L’organisation a réitéré l’appel des évêques à l’autonomie financière.

En Côte d’Ivoire, l’Église catholique célèbre la Journée nationale de la Caritas le troisième dimanche de l’Avent appelé « dimanche de la joie ».Cette année, la célébration a été placée sous le signe de l’engagement, du partage et de l’autonomie des paroisses et des diocèses.

Créée en 1955, Caritas Côte d’Ivoire est l’instrument de la mise en œuvre de la pastorale sociale de l’Église au service des personnes et des communautés, sans exclusive.

Dimanche 16 décembre, la célébration de la Journée nationale de la Caritas s’est faite dans toutes les paroisses ivoiriennes, mais la messe solennelle a été célébrée à la paroisse Saint Jacques à Abengourou, dans l’est de la Côte d’Ivoire.

Fraternité et partage

Présidée par le père Jean-Pierre Tiémélé, secrétaire exécutif national de Caritas Côte d’Ivoire, la messe a été l’occasion d’inviter les fidèles ivoiriens à ouvrir leurs cœurs, leurs yeux et leurs mains à la misère des pauvres.

« En ce dimanche de la charité et de la joie, laissons éclater notre joie et à travers nos dons, a exhorté le père Tiémélé dans son homélie. Posons le geste qui permet à l’autre d’être épanoui pour mieux découvrir le visage du Christ. »

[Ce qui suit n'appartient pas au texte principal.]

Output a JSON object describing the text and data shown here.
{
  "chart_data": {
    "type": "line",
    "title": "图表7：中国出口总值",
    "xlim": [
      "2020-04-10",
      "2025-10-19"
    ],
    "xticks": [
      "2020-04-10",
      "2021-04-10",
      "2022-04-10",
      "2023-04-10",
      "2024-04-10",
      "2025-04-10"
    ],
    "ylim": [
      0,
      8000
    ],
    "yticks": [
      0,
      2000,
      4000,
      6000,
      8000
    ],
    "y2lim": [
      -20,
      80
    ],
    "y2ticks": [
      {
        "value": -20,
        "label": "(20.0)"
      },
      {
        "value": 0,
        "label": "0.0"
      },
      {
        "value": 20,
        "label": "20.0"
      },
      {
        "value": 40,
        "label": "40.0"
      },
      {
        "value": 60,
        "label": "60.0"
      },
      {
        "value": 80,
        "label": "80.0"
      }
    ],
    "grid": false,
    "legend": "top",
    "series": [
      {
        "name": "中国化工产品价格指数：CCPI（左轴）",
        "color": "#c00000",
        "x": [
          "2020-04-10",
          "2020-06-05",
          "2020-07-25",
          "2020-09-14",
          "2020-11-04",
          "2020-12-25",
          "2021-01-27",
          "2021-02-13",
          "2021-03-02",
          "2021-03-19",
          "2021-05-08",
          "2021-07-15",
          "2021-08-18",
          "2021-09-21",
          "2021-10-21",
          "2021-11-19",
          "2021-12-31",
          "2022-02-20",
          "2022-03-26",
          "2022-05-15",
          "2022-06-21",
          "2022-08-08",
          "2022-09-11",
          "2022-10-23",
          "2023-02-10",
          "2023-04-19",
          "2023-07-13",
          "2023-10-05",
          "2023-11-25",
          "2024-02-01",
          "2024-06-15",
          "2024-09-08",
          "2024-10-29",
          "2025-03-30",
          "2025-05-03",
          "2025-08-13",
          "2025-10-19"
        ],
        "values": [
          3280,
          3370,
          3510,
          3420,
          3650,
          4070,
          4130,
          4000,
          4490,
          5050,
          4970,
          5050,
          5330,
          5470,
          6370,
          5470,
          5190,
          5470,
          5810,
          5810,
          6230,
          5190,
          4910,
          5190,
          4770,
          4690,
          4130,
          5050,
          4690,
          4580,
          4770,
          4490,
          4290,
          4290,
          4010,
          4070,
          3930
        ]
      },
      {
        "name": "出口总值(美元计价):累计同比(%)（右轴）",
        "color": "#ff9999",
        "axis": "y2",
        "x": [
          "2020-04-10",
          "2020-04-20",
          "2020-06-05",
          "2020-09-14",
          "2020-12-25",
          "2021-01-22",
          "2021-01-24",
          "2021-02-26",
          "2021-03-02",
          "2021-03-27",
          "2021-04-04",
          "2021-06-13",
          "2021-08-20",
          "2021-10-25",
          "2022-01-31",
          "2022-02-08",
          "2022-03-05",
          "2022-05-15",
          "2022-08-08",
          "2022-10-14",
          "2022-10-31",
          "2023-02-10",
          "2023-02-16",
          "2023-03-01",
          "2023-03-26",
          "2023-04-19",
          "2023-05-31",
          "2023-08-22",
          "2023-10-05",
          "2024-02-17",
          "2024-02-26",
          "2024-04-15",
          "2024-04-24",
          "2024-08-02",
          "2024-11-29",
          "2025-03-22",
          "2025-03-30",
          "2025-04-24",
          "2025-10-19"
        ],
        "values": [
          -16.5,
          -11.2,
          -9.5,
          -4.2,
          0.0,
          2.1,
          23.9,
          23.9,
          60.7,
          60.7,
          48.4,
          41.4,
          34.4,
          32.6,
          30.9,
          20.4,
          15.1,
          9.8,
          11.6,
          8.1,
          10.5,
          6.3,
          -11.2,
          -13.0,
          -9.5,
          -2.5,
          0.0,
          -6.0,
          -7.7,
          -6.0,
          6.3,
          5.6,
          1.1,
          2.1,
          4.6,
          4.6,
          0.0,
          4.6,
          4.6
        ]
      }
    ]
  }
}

Célébrer la fête de la charité, aux yeux du secrétaire exécutif national de Caritas, c’est d’abord accepter de communier, au sein de la communauté, dans un esprit de fraternité et de partage. À cet effet, il a encouragé le peuple de Dieu et les personnes de bonne volonté à investir dans l’humain plutôt que dans les choses périssables.

« L’homme est la plus grande des richesses et pourtant nos investissements sont parfois orientés dans des choses périssables plutôt qu’en l’homme, fait à l’image de Dieu, a-t-il déploré. En investissant en l’être humain, il y aura toujours une plus-value, des retombées constructives pour lui, pour sa famille et pour la société. »

Autonomie financière

À l’instar de plusieurs Églises d’Afrique, l’Église ivoirienne sensibilise ses fidèles au sujet de ses finances, et rappelle régulièrement sa volonté de viser l’autonomie financière. Dans son homélie, le responsable de Caritas Côte d’Ivoire a réitéré l’appel des évêques ivoiriens dans ce sens.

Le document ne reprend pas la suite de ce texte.